Goodyear: A Go For Lighter Load

Anthony Fontanelle
March 29, 2007

Goodyear Tire & Rubber (GT), a renowned tire manufacturing giant, signed an agreement to sell its engineered-products business for $1.475 billion to EPD, Inc. which is an entity sponsored by the private equity firm Carlyle Partners IV, L.P. The move is the latest effort of the Akron tire maker to recover from its heavy pecuniary losses after struggling to improve production. The investors acquired the Goodyear shares on March 26.

The tire and rubber company's engineered-products business consists of 32 facilities and 6,500 people who make products such as conveyor belts, hoses, and air springs for customers in the automotive, industrial, military, consumer and other related sectors. The company’s tires are known for their compatibility with EBC brake pads and other car parts. Goodyear expects to record increase in sales and profits of this business to Carlyle, but the amount has not yet been divulged. The transaction remains subject to post-closing conditions and adjustments. Additionally, it is also subject to EPD's completion of a labor agreement with the United Steelworkers union.
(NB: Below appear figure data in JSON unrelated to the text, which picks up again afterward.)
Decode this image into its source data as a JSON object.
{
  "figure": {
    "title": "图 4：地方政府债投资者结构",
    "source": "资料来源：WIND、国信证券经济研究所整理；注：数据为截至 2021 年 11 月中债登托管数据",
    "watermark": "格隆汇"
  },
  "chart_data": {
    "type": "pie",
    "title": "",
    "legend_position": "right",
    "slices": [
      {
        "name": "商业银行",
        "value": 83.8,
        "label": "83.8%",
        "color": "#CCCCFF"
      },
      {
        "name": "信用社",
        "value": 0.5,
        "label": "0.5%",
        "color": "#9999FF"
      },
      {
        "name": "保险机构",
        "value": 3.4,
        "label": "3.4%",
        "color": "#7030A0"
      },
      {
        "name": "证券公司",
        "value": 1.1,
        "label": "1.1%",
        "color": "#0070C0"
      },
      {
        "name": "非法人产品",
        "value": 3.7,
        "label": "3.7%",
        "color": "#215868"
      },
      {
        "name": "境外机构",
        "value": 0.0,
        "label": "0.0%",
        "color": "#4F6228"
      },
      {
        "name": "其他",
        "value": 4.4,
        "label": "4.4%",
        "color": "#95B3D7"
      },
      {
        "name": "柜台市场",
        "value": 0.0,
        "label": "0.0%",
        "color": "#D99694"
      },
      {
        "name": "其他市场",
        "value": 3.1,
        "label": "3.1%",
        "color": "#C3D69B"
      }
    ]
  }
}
"This transaction reinforces our focus on our core consumer and commercial tire businesses and on improving our balance sheet," said the company’s CEO, Robert J. Keegan, in a press release dated March 23. Keegan is expecting to use the money for things like debt reduction and growing the tire business. Goodyear will announce the specific details later.

Goodyear had to pay roughly $451 million in debt interest expense during 2006. The amount is a little more than a third of its operating income. Analysts in the industry said that consummating a sale transaction to chip away debt make sense. "If the company used all the proceeds [from its agreement with Carlyle] for debt reduction, we think the transaction would be accretive to EPS," Standard & Poor's equity analyst Efraim Levy said in a research note.

Levy added that the deal could grow Goodyear's earnings per share by sparing the company from interest expense. Citing this as well as expected savings from recent changes in the company's pension plan, S&P upgraded Goodyear's stock to hold from sell. Levy is not the only one on that stand. On March 26, investors bid up the stock 5.3 percent to $31.88 in midday trading on the New York Stock Exchange.

Goodyear, which has became famous worldwide because of its blimp, has taken other steps to recover from its difficulties. In late December, the company managed to end a strike that had started Oct. 5, for example. Goodyear hammered out a three-year pact with the United Steelworkers, in which Goodyear will take steps like closing its Tyler, Texas, plant while moving responsibility for its union retirees' health care to a $1 billion trust.

The transaction is expected to save the company $70 million this year, $240 million in 2008 and $300 million in 2009. But the company lost $358 million during the three months ended Dec. 31, including items like the recently ended strike, compared to a net loss of $51 million during the same period of 2005.

In the interim, Goodyear continues to battle with challenges like improving its global production. CEO Keegan, who took over from Samir Gibara in early 2003, has been steering the company through a slump in the domestic auto industry. Only time can tell how long the road remains bumpy for the distressed company.